Cassiano Leal

Personal information
- Full name: Cassiano Schalch Leal
- Nationality: Brazil
- Born: 31 December 1971 (age 54) Piracicaba, São Paulo, Brazil
- Height: 1.87 m (6 ft 2 in)
- Weight: 82 kg (181 lb)

Sport
- Sport: Swimming
- Strokes: Freestyle

Medal record
Men's swimming
Representing Brazil
World Championships (SC)
| Bronze medal – third place | 1993 Palma | 4×200 m free |
| Bronze medal – third place | 1995 Rio de Janeiro | 4×200 m free |
Pan American Games
| Silver medal – second place | 1991 Havana | 4×200 m free |
| Silver medal – second place | 1995 Mar del Plata | 4×200 m free |

= Cassiano Leal =

Brazilian swimmer (born 1971)

Cassiano Schalch Leal (born 31 December 1971 in Piracicaba, São Paulo) is a former international freestyle swimmer from Brazil.
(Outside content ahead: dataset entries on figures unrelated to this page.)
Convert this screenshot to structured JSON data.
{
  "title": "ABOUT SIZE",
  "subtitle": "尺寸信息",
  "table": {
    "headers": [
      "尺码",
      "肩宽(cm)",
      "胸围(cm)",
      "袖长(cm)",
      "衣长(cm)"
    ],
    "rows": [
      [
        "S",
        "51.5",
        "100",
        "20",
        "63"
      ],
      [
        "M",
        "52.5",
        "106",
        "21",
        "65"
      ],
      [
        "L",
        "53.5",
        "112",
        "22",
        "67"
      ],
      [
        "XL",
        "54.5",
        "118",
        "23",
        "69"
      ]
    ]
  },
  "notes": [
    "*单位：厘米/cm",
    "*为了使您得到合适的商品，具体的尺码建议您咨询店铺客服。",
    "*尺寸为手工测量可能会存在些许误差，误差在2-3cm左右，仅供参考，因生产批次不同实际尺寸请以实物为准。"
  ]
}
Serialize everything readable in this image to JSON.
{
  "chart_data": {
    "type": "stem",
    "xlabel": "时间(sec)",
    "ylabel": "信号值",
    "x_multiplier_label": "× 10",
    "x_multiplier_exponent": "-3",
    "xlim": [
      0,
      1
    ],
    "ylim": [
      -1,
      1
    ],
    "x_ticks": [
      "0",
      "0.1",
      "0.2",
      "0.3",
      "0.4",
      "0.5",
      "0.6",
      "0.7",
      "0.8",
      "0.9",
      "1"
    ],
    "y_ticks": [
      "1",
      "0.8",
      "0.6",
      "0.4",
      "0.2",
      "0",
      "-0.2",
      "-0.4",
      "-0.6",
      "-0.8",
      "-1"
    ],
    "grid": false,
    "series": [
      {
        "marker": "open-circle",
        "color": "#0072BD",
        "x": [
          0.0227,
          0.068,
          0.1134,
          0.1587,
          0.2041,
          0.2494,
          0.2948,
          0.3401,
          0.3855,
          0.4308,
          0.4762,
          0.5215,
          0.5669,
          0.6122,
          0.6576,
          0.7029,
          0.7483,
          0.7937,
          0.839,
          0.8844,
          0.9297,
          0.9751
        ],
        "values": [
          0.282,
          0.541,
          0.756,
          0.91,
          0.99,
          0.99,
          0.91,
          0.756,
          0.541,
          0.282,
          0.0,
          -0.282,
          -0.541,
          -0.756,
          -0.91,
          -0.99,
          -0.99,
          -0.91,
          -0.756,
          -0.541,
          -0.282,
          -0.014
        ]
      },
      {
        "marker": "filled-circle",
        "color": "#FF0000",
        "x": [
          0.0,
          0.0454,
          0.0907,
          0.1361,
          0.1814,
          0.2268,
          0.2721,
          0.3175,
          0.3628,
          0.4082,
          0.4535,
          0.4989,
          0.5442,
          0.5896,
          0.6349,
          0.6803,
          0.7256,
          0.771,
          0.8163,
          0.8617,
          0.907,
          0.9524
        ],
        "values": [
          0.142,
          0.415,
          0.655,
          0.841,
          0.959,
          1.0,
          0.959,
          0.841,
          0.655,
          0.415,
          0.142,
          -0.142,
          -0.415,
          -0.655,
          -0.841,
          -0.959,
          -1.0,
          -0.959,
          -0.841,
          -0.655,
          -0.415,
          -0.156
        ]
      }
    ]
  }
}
At the 1991 Pan American Games, in Havana, Leal won the silver medal in the 4×200-metre freestyle.

Leal was at the 1993 FINA World Swimming Championships (25 m), in Palma de Mallorca, where he won the bronze medal in the 4×200-metre freestyle, along with José Carlos Souza, Teófilo Ferreira and Gustavo Borges (breaking the South American record with a time of 7:09.38). He also finished 14th (6th in the B final) in the 400-metre freestyle, with a time of 3:52.47.

At the 1995 Pan American Games, in Mar del Plata, Leal won for the second time the silver medal in the 4×200-metre freestyle. He also finished 4th in the 200-metre freestyle, and 6th in the 400-metre freestyle.

Participating at the 1995 FINA World Swimming Championships (25 m), in Rio de Janeiro, Leal won again the bronze medal in the 4×200-metre freestyle, now along with Fernando Saez, Teófilo Ferreira and Gustavo Borges.

He participated at the 1996 Summer Olympics, in Atlanta, for his native country. His best and only result in Atlanta, Georgia was the 10th place in the Men's 4×200-metre freestyle.

Leal participated at the 1999 Pan American Games, in Winnipeg, where he finished 10th in the 400-metre freestyle.